The Blob is a science-fiction B movie released in 1958. A mass of mobile goo (the Blob) arrives from outer space, grows exponentially, and consumes people and buildings in a terrified California town.
If you’re not familiar with Agile jargon, “Back Log” refers to work that remains to be done. “Back Blob” is a not too subtle play on this concept.
The “given-when-then” (GTW) narratives used in Behavior Driven development (BDD) and Acceptance Test Driven Development (ATDD) are single slices of an astronomically large input and state space. Tools like JBehave and SpecFlow help to structure this text, associate it with hand-crafted test cases, and then track testing status. However, they do not address the fundamental problem of adequate testing – getting a meaningful exploration of a system under test.
Worse, I think they lead to a false sense of completeness, both as specifications and as tests. Although producing GWTs is a big step up from undocumented tribal knowledge, it is nowhere near a complete specification and even further from an adequate test suite.
But, even if a BDD collection was complete, it has sustainability limitations: to retain value as a system evolves, it must be maintained and then re-run. Test automaton helps with the re-run part, but significant work is still needed for maintenance, in addition to the work needed to develop the next incremental feature set. This is true of any hard-coded collection of non-parameterized requirements and test cases. Over time, as a BDD/test code base grows, it either crowds out development or, typically, is simply ignored. Either is high-risk. That’s how Agile teams get eaten by the testing BackBlob.

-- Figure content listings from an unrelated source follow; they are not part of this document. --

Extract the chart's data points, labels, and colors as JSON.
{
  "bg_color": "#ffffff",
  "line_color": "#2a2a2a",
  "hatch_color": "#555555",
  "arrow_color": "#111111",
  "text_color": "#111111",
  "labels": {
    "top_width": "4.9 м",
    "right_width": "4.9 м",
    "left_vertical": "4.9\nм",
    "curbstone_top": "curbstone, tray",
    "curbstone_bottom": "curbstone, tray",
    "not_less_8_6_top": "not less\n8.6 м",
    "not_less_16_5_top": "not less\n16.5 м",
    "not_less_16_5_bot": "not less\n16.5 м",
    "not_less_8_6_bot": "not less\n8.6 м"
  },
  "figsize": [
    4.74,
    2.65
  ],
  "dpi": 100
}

With model-based testing, one maintains test models – not test cases – then generates executable test code. As existing features change and new features are added, a test model is updated accordingly. Previously generated tests and test code can be discarded with no maintenance; a fresh test suite is automatically regenerated. The size/complexity of test models grows much more slowly than the actual test suites/cases. That’s why updating a test model is much less effort than attempting to maintain a growing collection of test instances. Because models are simpler, the chance of update errors and omissions is reduced. Most importantly, model maintenance provides early validation that can reveal bugs and adverse feature-interactions that regression tests based on stale requirements will let escape.

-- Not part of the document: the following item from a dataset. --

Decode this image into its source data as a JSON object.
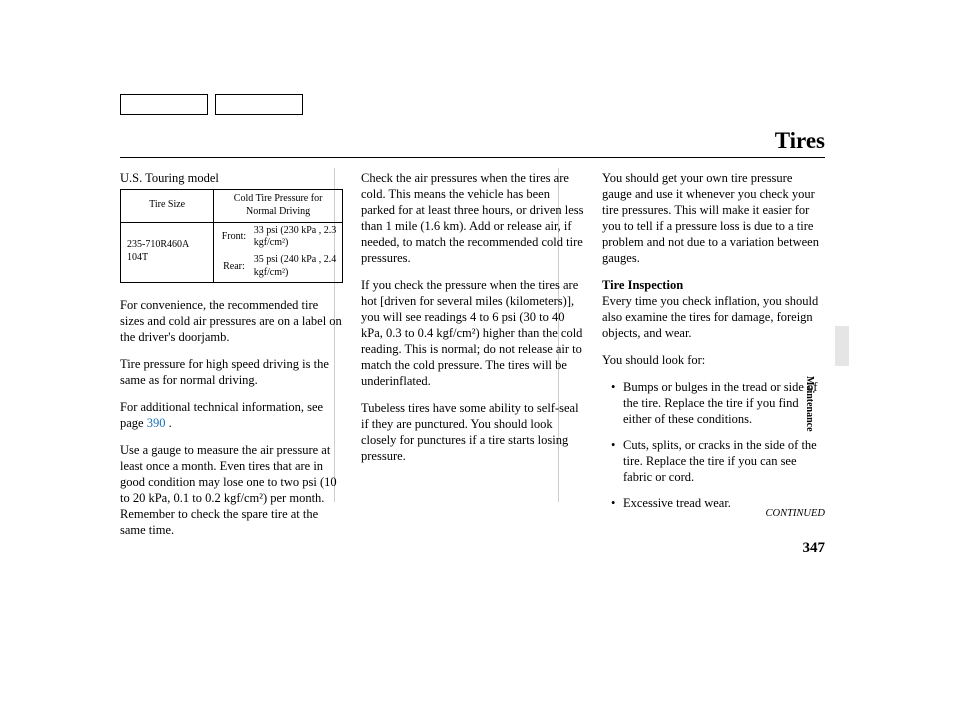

The talk includes a demo of SpecExplorer. I don’t discuss its theory, how to model, or its exotic features, but I do show the basic steps needed to do MBT with SpecExplorer.
One of the developer/testers in the audience tweeted about the talk, with a hash tag #MoreModelsLessTests using a catch phrase I tossed out. This almost says it all, except that with models, we can automatically produce many, many more tests, but drive the cost of maintaining the tests to very near zero.
A video of the talk is on YouTube http://ow.ly/qMkb4.
The slides are on http://www.slideshare.net/robertvbinder/taking-bddtothenextlevel
The YouTube video couldn’t include the video clips from “The Blob” (1958) that I used to illustrate the concepts and have a little fun, so here they are
In the movie, the Blob is finally beaten back (spoiler alert) by freezing it – that’s what I think model-based testing can do for the testing backblob.